Array efficiency & rendering buffers

Henrik Eneroth Henrik_member at pathlink.com
Wed Jun 7 15:08:20 PDT 2006


Hello!

I am right now staring at some C++ code about to be converted to D. It's a bunch
of renderers and rendering buffers. Now, in C++ it was implemented so that you
would allocate a bit of memory yourself and then send it to the rendering buffer
- basically saying "hey, use this". 
Operations were then done via this buffer, and after it was done, you just
passed the pointer to the next rendering buffer and so on, until your hearts
content.
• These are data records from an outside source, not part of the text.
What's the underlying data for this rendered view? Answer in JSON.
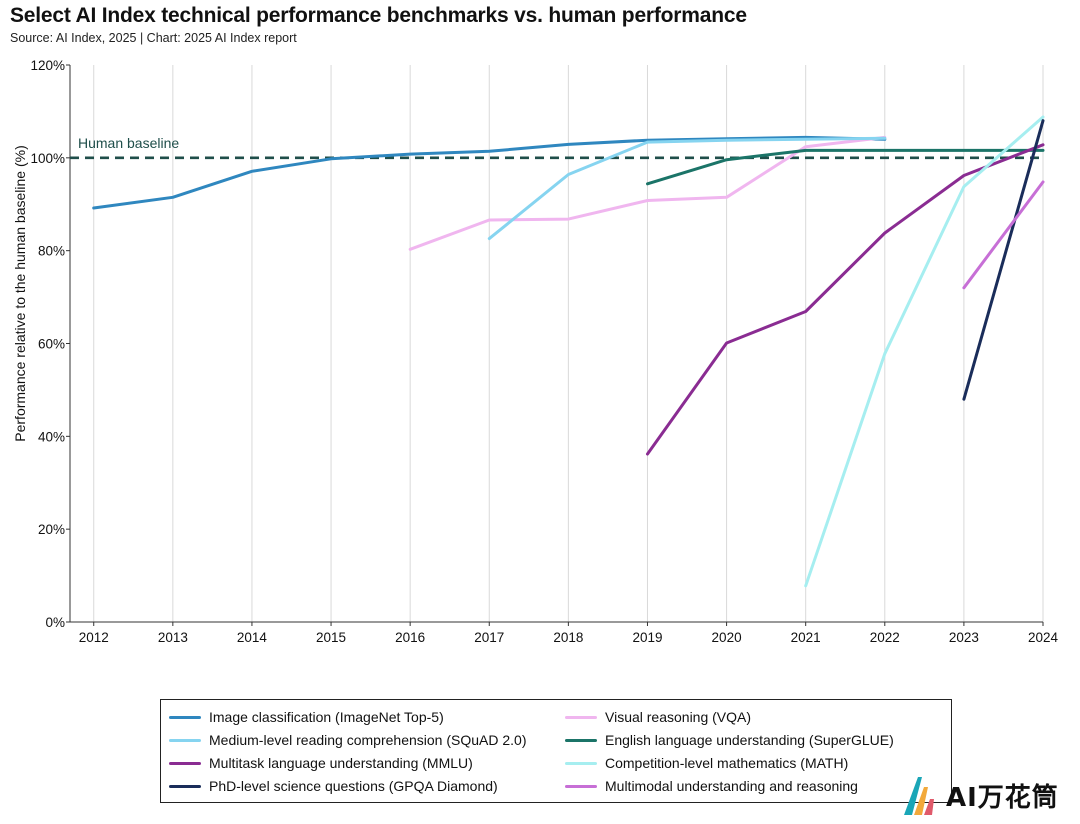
{
  "header": {
    "title": "Select AI Index technical performance benchmarks vs. human performance",
    "subtitle": "Source: AI Index, 2025 | Chart: 2025 AI Index report"
  },
  "watermark": {
    "text": "AI万花筒"
  },
  "chart_data": {
    "type": "line",
    "title": "Select AI Index technical performance benchmarks vs. human performance",
    "subtitle": "Source: AI Index, 2025 | Chart: 2025 AI Index report",
    "xlabel": "",
    "ylabel": "Performance relative to the human baseline (%)",
    "x_ticks": [
      2012,
      2013,
      2014,
      2015,
      2016,
      2017,
      2018,
      2019,
      2020,
      2021,
      2022,
      2023,
      2024
    ],
    "y_ticks": [
      0,
      20,
      40,
      60,
      80,
      100,
      120
    ],
    "y_tick_labels": [
      "0%",
      "20%",
      "40%",
      "60%",
      "80%",
      "100%",
      "120%"
    ],
    "xlim": [
      2011.7,
      2024
    ],
    "ylim": [
      0,
      120
    ],
    "grid": "vertical",
    "legend_position": "bottom",
    "baseline": {
      "label": "Human baseline",
      "value": 100,
      "color": "#1f4e4a"
    },
    "series": [
      {
        "name": "Image classification (ImageNet Top-5)",
        "color": "#2f87bf",
        "x": [
          2012,
          2013,
          2014,
          2015,
          2016,
          2017,
          2018,
          2019,
          2020,
          2021,
          2022
        ],
        "y": [
          89.2,
          91.5,
          97.1,
          99.8,
          100.8,
          101.4,
          102.9,
          103.8,
          104.1,
          104.4,
          104.0
        ]
      },
      {
        "name": "Visual reasoning (VQA)",
        "color": "#f0b6ef",
        "x": [
          2016,
          2017,
          2018,
          2019,
          2020,
          2021,
          2022
        ],
        "y": [
          80.3,
          86.6,
          86.8,
          90.8,
          91.5,
          102.4,
          104.4
        ]
      },
      {
        "name": "Medium-level reading comprehension (SQuAD 2.0)",
        "color": "#86d4f0",
        "x": [
          2017,
          2018,
          2019,
          2020,
          2021,
          2022
        ],
        "y": [
          82.6,
          96.4,
          103.4,
          103.8,
          104.0,
          104.2
        ]
      },
      {
        "name": "English language understanding (SuperGLUE)",
        "color": "#1b7468",
        "x": [
          2019,
          2020,
          2021,
          2022,
          2023,
          2024
        ],
        "y": [
          94.4,
          99.6,
          101.6,
          101.6,
          101.6,
          101.6
        ]
      },
      {
        "name": "Multitask language understanding (MMLU)",
        "color": "#8a2c92",
        "x": [
          2019,
          2020,
          2021,
          2022,
          2023,
          2024
        ],
        "y": [
          36.2,
          60.1,
          66.9,
          83.8,
          96.2,
          102.8
        ]
      },
      {
        "name": "Competition-level mathematics (MATH)",
        "color": "#a6eef0",
        "x": [
          2021,
          2022,
          2023,
          2024
        ],
        "y": [
          7.8,
          57.8,
          93.8,
          108.8
        ]
      },
      {
        "name": "PhD-level science questions (GPQA Diamond)",
        "color": "#1a2d5a",
        "x": [
          2023,
          2024
        ],
        "y": [
          48.0,
          108.0
        ]
      },
      {
        "name": "Multimodal understanding and reasoning",
        "color": "#c76fd6",
        "x": [
          2023,
          2024
        ],
        "y": [
          72.0,
          94.8
        ]
      }
    ]
  }
}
Multiple renderers could operate directly on the same bit of memory
this way, and little to no memory was actually copied anywhere. 
Now I am all for doing things the D way when porting to D, but I feel that I'm
not all that experienced with the language yet and thus I would like to hear
some opinions so that I don't implement anything unnecessary, naive or unstable.
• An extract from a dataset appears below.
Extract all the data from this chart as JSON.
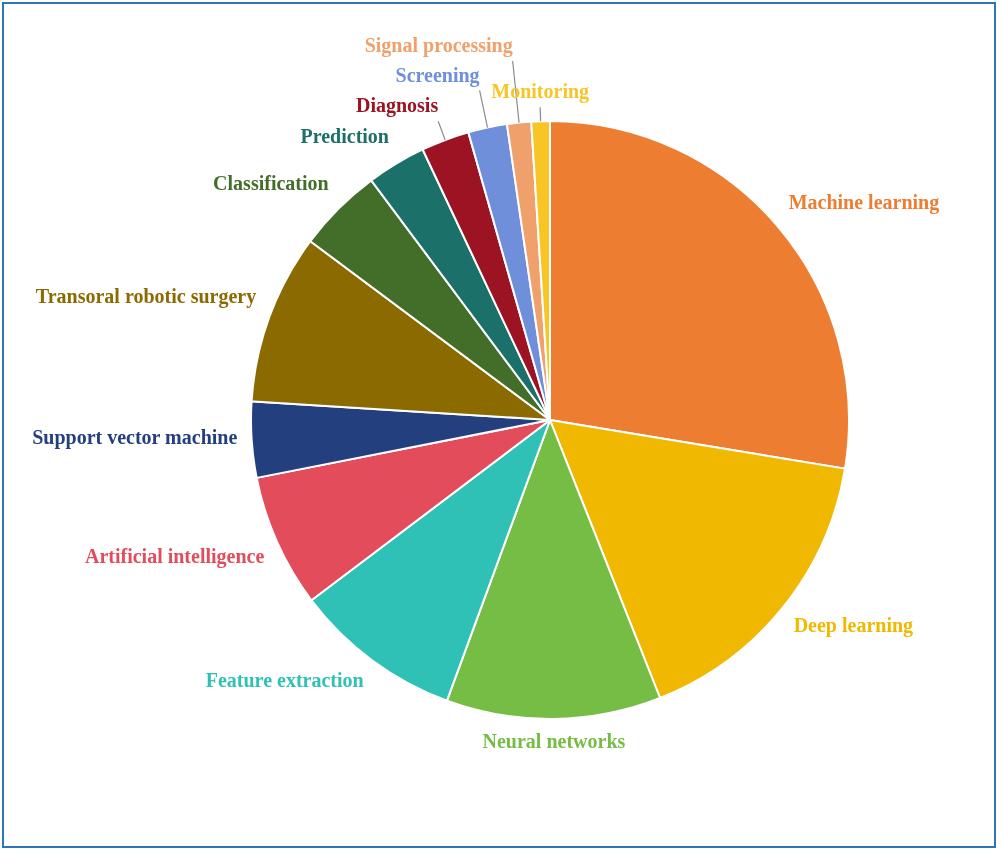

Fast renderers and simplicity of code is of course what I am heading for here,
but in that order.
Could I use plain arrays to achieve this functionality, or will such an
implementation make it crawl at a snails pace compared to it's older C++ cousin?
Passing an array to a function and then using its return would involve quite a
bit of copying, no? Should I pass around pointers to arrays, or maybe just plain
pointers? What would be the data storage method of choice when implementing
renderers and rendering buffers where efficiency obviously is of the essence?